I understand the craze over fitness trackers. People love the ability to map their run using the Nike+ app (or, in the past, the Nike FuelBand, which it discontinued), or count their steps using a FitBit, or learn about their sleep habits using a Jawbone UP. Apple Watch 2, according to Bloomberg, will beef up features related to workouts, which puts it more squarely into the fitness wearables camp, not just the phone-on-your-wrist camp. Everyone wants to feel healthier; I get that.
What I cannot understand is the appeal of taking a phone call or sending a text through your watch. For starters, it looks silly. More practically, what would make it convenient is if you didn’t need your phone, but since (for now) you must have your iPhone close at hand, there’s little advantage or time saved by typing out a text on your Apple Watch.
It’s also a question of individuality. As an urban-dwelling, tech-conscious milllennial working in media (a field that is thought to favor Apple products), I’m already a cliche in how many Apple products I own. I have the same computer (MacBook Air), phone (iPhone 6), tablet (iPad Mini), as everyone I know. Why would I also want to have the same watch?

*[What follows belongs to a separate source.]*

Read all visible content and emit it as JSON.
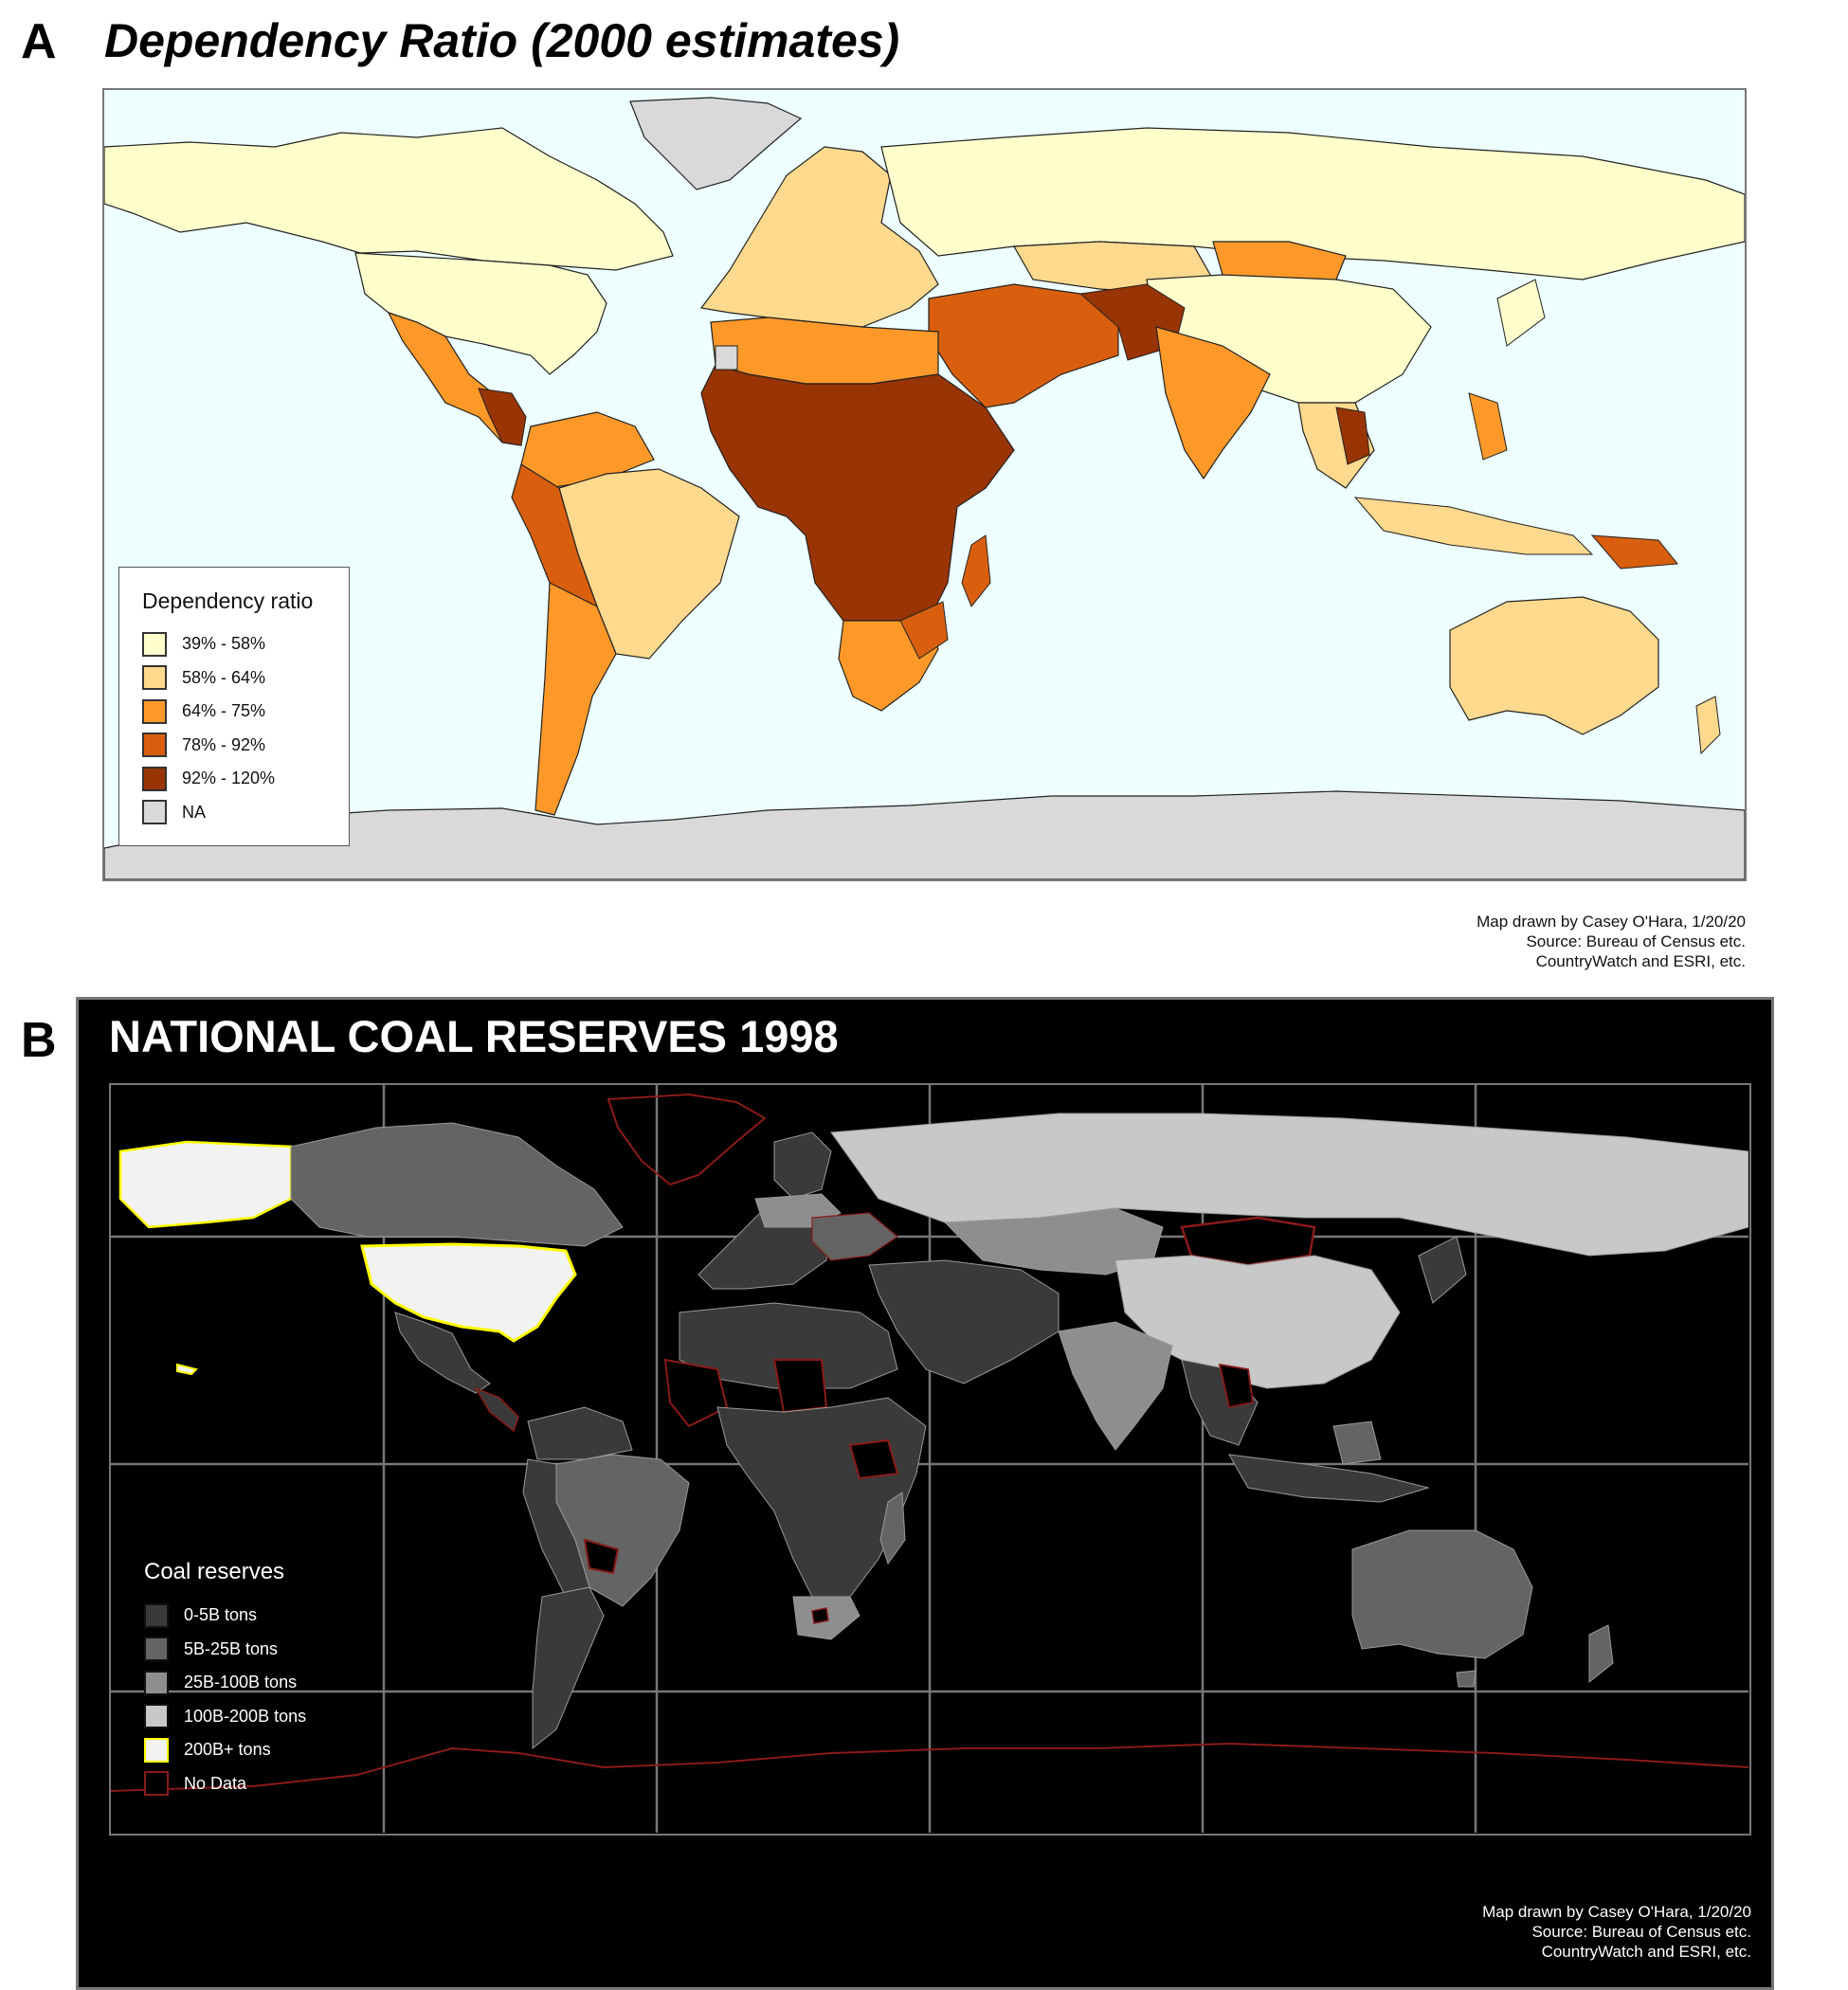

For many men (not all, of course), a watch is the only piece of jewelry they will ever wear, apart from a wedding ring. It’s the one item I can wear to show a little flair. I own two watches, and both were gifts. One is a Tag Heuer, the other an IWC Schaffhausen. They exude craftsmanship and look distinguished, whereas the Apple Watch, even if customized with different bands, just looks to me like a small phone screen on your wrist. I have a friend who loves his Apple Watch, and is often looking at it as he walks down the street. I don’t see how this is any less egregious than staring at your phone as you walk (either to send a text or catch a pokémon), getting in the way of other pedestrians.
Speaking more on function, my two watches are automatic, meaning they don’t rely on a battery, but keep running based on the natural motion of my wrist. The Apple Watch requires almost daily battery charging. (Perhaps that will change with a future iteration.) That only adds to the sense I have of it being like a second phone, or basically a tiny iPad for your wrist.
To be sure, many Apple Watch owners love the device. Writing last year, an Inc columnist listed his 7 reasons he loves his Apple Watch, including being able to answer a text without removing your phone from your pocket, and the “fun” of using the device. I have enough fun tinkering with my real watch when I need to re-set it or wind it up, and I’ve never had the thought that removing my cell phone from my pocket was an inconvenience I wish I could avoid. If people felt that way, Google Glass, which was basically like having your phone glued to your face, would have been a bigger hit.
An IDC report from July said that Apple Watch sales have fallen 55% since the gadget first launched in early 2015. The watch sold 1.6 million units in Q2 2016, compared to the same quarter last year. After the Apple Watch 2 launches, there will surely be a brief sales bump, but it’s also possible that most people, like me, simply aren’t compelled to have a phone on their wrist.